What Needs to Be Backed Up in OT

The OT backup inventory goes far beyond the servers that enterprise backup tools typically manage.

Tier 1: Control System Logic and Configuration

These backups are irreplaceable if lost and are the foundation of any OT recovery.

PLC and RTU Logic Programs: The ladder logic, function block diagrams, and structured text programs running on every PLC, RTU, and DCS controller in the facility. These programs represent years of engineering effort, the accumulated logic of process optimization, safety interlock development, and operational refinement. Without current backups, recovery from a logic-modifying attack requires re-engineering the control logic from process documentation, which may take weeks and may not perfectly replicate the tuned parameters of the original.

DCS Controller Configurations: Distributed Control System controller databases, loop configurations, control module hierarchies, and faceplates. DCS vendors (Honeywell DeltaV, Yokogawa CENTUM, Emerson Ovation, ABB 800xA) each have vendor-specific backup procedures that export the controller configuration in a format that can be fully restored.

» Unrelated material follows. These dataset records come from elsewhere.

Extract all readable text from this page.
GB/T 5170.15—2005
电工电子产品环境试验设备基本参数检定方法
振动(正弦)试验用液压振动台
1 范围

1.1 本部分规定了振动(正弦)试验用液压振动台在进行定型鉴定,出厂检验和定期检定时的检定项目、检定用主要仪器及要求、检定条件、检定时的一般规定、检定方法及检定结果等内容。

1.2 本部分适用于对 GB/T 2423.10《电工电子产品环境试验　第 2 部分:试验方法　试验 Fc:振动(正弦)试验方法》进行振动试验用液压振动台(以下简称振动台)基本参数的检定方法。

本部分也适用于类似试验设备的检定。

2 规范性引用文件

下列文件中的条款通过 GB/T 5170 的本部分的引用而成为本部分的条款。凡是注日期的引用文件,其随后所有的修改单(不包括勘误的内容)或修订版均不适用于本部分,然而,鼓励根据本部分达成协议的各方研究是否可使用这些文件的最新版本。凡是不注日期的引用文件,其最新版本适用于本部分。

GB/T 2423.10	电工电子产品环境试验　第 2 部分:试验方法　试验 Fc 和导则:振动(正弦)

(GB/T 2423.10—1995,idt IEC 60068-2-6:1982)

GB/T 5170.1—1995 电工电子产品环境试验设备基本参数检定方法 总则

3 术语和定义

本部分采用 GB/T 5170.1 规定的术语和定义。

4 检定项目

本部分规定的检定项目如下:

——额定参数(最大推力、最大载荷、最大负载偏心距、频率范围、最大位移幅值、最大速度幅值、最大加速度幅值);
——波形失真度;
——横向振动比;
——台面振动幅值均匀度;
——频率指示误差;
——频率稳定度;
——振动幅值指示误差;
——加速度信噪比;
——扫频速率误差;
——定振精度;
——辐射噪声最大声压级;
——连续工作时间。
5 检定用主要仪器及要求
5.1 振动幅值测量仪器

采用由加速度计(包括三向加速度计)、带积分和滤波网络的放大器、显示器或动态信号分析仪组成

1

Safety Instrumented System (SIS) Logic and Configuration: SIS configurations are the most critical backup in the OT environment. A SIS that cannot be restored to its certified configuration following a cyber incident cannot be returned to service without extensive re-certification testing. Backup SIS configurations with version control and store them offline. There is no acceptable substitute.

Network Device Configurations: Managed switch configurations, industrial firewall rule sets, router configurations, and wireless access point configurations. Network device configuration backup is frequently overlooked in OT backup programs, but a facility where every PLC is restored but the network is misconfigured cannot resume operations.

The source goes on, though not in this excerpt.